Framework for Seismic Vulnerability Assessment of RC High-rise Wall Buildings

With population growth and urbanization, the number of high-rise buildings is rapidly growing worldwide resulting in increased exposure to multiple-scenario earthquakes and associated risks. The wide range in the frequency content of expected ground motions impacts the seismic response and vulnerability of this class of structures. While the seismic vulnerability of some high-rise building classes has been evaluated, the vulnerability of these structures under multiple earthquake scenarios is not fully understood, highlighting the pressing need for the development of a framework to address this complex issue.
This study aims to establish a refined framework to assess the seismic vulnerability of RC high-rise wall buildings in multiple-scenario earthquake-prone regions. A deeper understanding of the responsive nature of these structures under different seismic scenarios is developed as a tool to build the framework. The framework is concluded with analytically-driven sets of Seismic Scenario-Structure-Based (SSSB) fragility relations.
Different nonlinear modelling approaches, software, and key parameters contributing to the nonlinear analytical models of RC high-rise wall structures are investigated and verified against full-scale shake table tests through a multi-level nonlinear modelling verification scheme. The study reveals the superior performance of 4-noded fibre-based wall/shell element modelling approach in accounting for the 3D effects and deformation compatibility. A fundamental mode damping value in the range of 0.5% is found sufficient to capture the inelastic response when initial stiffness-based damping matrix is employed.
A 30-storey reference wall building located in the multiple-scenario earthquake-prone city of Dubai (UAE) is fully designed and numerically modelled as a case study to illustrate the proposed framework. A total of 40 real earthquake records, representing severe distant and moderate near-field seismic scenarios, are used in the Multi-Record Incremental Dynamic Analyses (MRIDAs) along with a new scalar intensity measure.
A methodology is proposed to obtain reliable SSSB definitions of limit state criteria for RC high-rise wall buildings. The local response of the reference building is mapped using Net Inter-Storey Drift (NISD) as a global damage measure. The study reveals that for this class of structures, higher modes shift the shear wall response from flexure-controlled under severe distant earthquakes to shear-controlled under moderate near-field events. A numerical parametric study employing seven RC high-rise wall buildings with varying height is conducted to investigate the effect of total height on the local damage-drift relation. The study reveals that, for buildings with varying heights and similar structural system, NISD is better linked to the building response and well correlated to structural member damage, which indicates that only one set of SSSB limit state criteria is necessary for a range of buildings.
The study concludes with finalising the layout of the proposed refined framework to assess the seismic vulnerability of RC high-rise wall buildings under multiple earthquake scenarios.
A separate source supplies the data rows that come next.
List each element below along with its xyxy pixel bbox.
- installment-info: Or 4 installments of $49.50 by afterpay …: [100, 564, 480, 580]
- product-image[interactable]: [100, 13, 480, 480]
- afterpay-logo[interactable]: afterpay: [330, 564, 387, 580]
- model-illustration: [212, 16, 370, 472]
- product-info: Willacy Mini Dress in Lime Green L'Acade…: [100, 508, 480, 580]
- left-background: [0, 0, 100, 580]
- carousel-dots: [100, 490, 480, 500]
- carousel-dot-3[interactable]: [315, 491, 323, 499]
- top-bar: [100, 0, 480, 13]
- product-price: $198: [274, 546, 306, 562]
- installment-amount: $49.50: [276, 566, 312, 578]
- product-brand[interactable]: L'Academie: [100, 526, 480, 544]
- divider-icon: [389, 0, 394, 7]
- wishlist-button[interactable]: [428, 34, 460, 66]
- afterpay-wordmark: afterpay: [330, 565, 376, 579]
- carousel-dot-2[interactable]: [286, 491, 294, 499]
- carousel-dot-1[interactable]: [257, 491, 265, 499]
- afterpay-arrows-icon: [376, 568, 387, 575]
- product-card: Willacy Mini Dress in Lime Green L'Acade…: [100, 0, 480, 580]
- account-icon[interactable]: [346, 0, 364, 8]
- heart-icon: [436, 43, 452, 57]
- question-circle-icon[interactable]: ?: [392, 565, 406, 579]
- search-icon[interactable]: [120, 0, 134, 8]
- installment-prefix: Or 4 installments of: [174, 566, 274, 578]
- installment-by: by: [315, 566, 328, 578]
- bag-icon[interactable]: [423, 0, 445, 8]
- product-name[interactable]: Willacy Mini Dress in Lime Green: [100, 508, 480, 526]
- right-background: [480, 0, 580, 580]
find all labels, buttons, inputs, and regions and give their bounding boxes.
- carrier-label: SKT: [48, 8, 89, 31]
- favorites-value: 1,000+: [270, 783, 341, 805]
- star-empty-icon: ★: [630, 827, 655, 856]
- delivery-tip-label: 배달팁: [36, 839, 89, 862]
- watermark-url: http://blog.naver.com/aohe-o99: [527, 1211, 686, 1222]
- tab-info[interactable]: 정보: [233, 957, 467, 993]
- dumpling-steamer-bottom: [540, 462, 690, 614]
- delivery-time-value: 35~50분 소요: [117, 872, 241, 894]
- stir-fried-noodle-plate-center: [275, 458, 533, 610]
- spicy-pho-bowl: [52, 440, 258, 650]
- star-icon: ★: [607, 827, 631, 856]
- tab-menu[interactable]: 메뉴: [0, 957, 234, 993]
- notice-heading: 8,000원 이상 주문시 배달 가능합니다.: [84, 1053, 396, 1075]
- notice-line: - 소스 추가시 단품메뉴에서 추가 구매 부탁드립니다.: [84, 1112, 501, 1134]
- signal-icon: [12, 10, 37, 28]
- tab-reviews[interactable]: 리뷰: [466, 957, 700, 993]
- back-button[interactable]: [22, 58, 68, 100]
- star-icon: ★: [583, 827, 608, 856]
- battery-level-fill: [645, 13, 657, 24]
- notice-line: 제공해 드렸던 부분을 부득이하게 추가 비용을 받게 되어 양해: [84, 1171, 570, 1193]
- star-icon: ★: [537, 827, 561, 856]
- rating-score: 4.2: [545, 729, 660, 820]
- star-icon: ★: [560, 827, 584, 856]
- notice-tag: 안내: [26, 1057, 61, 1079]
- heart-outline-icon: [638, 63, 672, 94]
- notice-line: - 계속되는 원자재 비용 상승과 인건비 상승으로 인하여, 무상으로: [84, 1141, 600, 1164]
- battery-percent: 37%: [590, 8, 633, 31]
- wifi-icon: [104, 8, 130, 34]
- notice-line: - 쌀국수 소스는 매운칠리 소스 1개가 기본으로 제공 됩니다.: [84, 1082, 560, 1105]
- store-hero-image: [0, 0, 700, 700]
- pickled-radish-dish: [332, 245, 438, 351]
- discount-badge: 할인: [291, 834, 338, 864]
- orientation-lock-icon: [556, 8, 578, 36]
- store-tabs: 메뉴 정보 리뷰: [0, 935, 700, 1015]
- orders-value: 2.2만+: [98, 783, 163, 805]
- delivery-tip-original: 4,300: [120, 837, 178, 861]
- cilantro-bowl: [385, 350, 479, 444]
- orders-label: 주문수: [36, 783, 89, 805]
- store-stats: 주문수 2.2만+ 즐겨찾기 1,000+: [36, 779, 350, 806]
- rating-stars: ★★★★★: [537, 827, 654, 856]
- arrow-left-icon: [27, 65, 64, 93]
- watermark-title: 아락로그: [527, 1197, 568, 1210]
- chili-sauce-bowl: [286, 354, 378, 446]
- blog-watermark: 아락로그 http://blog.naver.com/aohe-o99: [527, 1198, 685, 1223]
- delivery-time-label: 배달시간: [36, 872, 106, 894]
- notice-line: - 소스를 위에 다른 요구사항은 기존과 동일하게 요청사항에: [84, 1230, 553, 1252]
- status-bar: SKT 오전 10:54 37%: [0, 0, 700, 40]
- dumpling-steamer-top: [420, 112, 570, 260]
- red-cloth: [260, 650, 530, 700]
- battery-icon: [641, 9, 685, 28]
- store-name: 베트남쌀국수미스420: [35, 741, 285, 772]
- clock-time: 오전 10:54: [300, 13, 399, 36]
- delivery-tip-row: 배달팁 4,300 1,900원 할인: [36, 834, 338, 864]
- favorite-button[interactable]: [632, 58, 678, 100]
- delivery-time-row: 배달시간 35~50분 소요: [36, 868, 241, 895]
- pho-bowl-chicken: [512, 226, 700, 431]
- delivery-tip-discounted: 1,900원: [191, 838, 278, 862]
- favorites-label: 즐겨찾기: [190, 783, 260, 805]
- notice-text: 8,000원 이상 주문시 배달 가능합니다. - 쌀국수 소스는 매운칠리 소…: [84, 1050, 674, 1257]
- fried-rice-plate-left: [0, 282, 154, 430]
A methodology to develop refined fragility relations is presented where the derived fragility curves are analysed, compared, and correlated to varying states of damage.
Finally, a methodology to develop Cheaper (simplified) Fragility Curves (CFC) using the defined limit state criteria with a lower number of records is proposed along with a new record selection criterion and fragility curve acceptance procedure. It is concluded that fairly reliable CFCs can be achieved with 5 to 6 earthquake records only.